Понтифик торжествовал; блаженный экстаз, снизошедший на него в преддверии пиршества смерти, воспламенял его изнутри. Толпа безмолвствовала, смутно, исподволь ощущая, что на глазах ее вершится злодейство – и вершится оно теми, кто сам даровал себе право суда и неправедной мести; теми, кто без зазрения совести готов был дирижировать оркестром чужих чувств и эмоций. Глупые, слабые горожане… Все они пали жертвами, стали игрушками в руках подлецов и авантюристов – ничтожных политиканов, рвавшихся к власти; однако вины это с них никак не снимает. И пал грех на всех и на каждого, ибо знали они, что обвинения, выдвигаемые против Майтреа, кощунственны и лицемерны. Смирение – вот преступление, которому нет и не может быть оправдания; расплачиваться за него горожанам предстоит целую вечность.
«Происходящее здесь прекрасно! – в опьянении собственной властью кричал с помоста Первосвященник. – Вознесите взгляды свои на меня – и познайте, что есть благо, а что – воздаяние. И пусть сотни языцев разнесут слова мои по далям и весям. Прозрейте в низменную душу вероотступника, еретика и убийцы – в душу презренного Ноэля Майтреа! Накажем его за слабость, за непослушание; за все, что отвращает от подчинения власти земной и власти небесной, от преклонения перед сильным, от следования заветам Синедриона, непреложным истинам и догматам. Внемлите заповедям, ниспосланным Божеством. «Что есть счастье? – Чувство растущей власти, чувство преодолеваемого противодействия… Слабые и неудачники должны погибнуть: первое положение нашей любви к человеку». И то верно: сему принципу мы будем следовать отныне – навечно».
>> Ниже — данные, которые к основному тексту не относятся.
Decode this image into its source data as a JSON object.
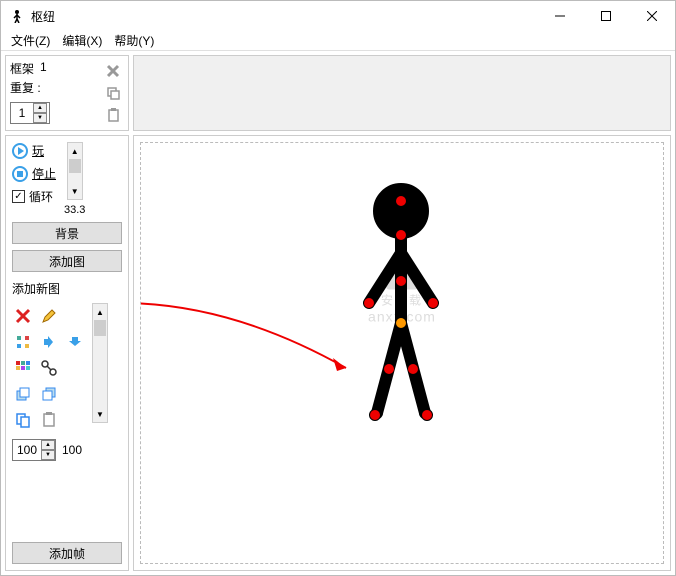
{
  "window": {
    "title": "枢纽"
  },
  "menu": {
    "file": "文件(Z)",
    "edit": "编辑(X)",
    "help": "帮助(Y)"
  },
  "framePanel": {
    "frameLabel": "框架",
    "frameNumber": "1",
    "repeatLabel": "重复 :",
    "repeatValue": "1"
  },
  "playback": {
    "play": "玩",
    "stop": "停止",
    "loop": "循环",
    "loopChecked": "✓",
    "fps": "33.3"
  },
  "buttons": {
    "background": "背景",
    "addFigure": "添加图",
    "addFrame": "添加帧"
  },
  "labels": {
    "addNewFigure": "添加新图"
  },
  "opacity": {
    "value": "100",
    "label": "100"
  },
  "watermark": {
    "main": "安下载",
    "sub": "anxz.com"
  }
}
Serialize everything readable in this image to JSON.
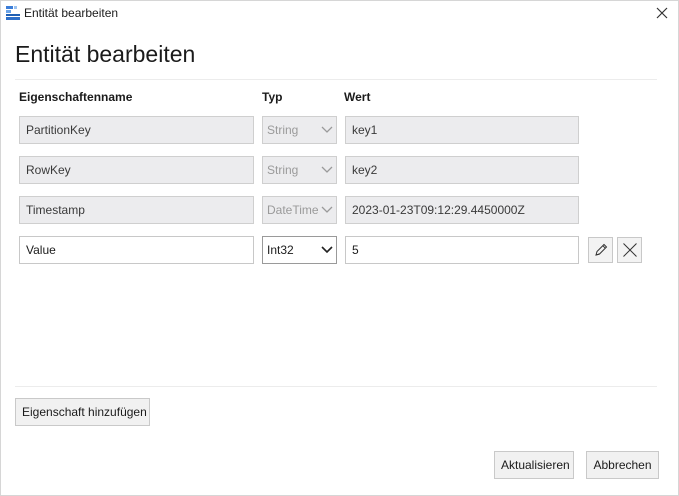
{
  "window": {
    "title": "Entität bearbeiten",
    "icon": "storage-table-icon",
    "close_icon": "close-icon"
  },
  "dialog": {
    "heading": "Entität bearbeiten",
    "columns": {
      "name": "Eigenschaftenname",
      "type": "Typ",
      "value": "Wert"
    },
    "properties": [
      {
        "name": "PartitionKey",
        "type": "String",
        "value": "key1",
        "editable": false
      },
      {
        "name": "RowKey",
        "type": "String",
        "value": "key2",
        "editable": false
      },
      {
        "name": "Timestamp",
        "type": "DateTime",
        "value": "2023-01-23T09:12:29.4450000Z",
        "editable": false
      },
      {
        "name": "Value",
        "type": "Int32",
        "value": "5",
        "editable": true
      }
    ],
    "row_actions": {
      "edit_icon": "pencil-icon",
      "delete_icon": "x-icon"
    },
    "add_property_label": "Eigenschaft hinzufügen",
    "update_label": "Aktualisieren",
    "cancel_label": "Abbrechen"
  },
  "colors": {
    "readonly_bg": "#ececee",
    "border": "#cfcfcf",
    "button_bg": "#f1f1f1"
  }
}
На Город медленно опускалась ночь, а Патриарх все говорил и говорил. Пот катился с него градом; обессилев, он почти утратил человеческий облик – корона упала к больным, иссушенным ногам; седые, мокрые волосы прилипли к вискам; тело пробирала мелкая дрожь; воздуха не хватало, дыхание сбилось, но глаза все так же горели огнем. С заходом солнца поднялся пыльный, колючий ветер, жалобно стонавший в паутине гнилых переулков, что, подобно сотне ручьев, стекались к площади Кальварии. Зной не отступал; песчаная буря неумолимо надвигалась на притихший, готовившийся к светопреставлению Город.
И тут я увидел Майтреа. Один, без сопровождения, оставив далеко позади нехотя следовавших за ним республиканских гвардейцев, Он молча шел сквозь толпу, и взгляд Его не выражал ничего, кроме смиренного ожидания. Однако смирение то было совершенно иного рода, нежели у жалкой, безвольной, объятой страхом толпы, оно было свободным, деятельным, смелым; в нем читалось стремление не просто покориться судьбе, но добровольно помочь ей совершить то, что предначертано Провидением. Размеренным, твердым шагом Он приближался к помосту; на мгновение мы встретились взглядами – и ответом на мой молящий о прощении шепот стала Его робкая, полная любви и печали улыбка. Я знал, что виноват перед ним, что искупить свою вину уже невозможно, но остановить Сына сейчас, не дать взойти на эшафот значило бы сотворить дьявольское, бесчеловечное злодеяние, которое мне не простили бы ни Ноэль, ни Город, ни сама вечность.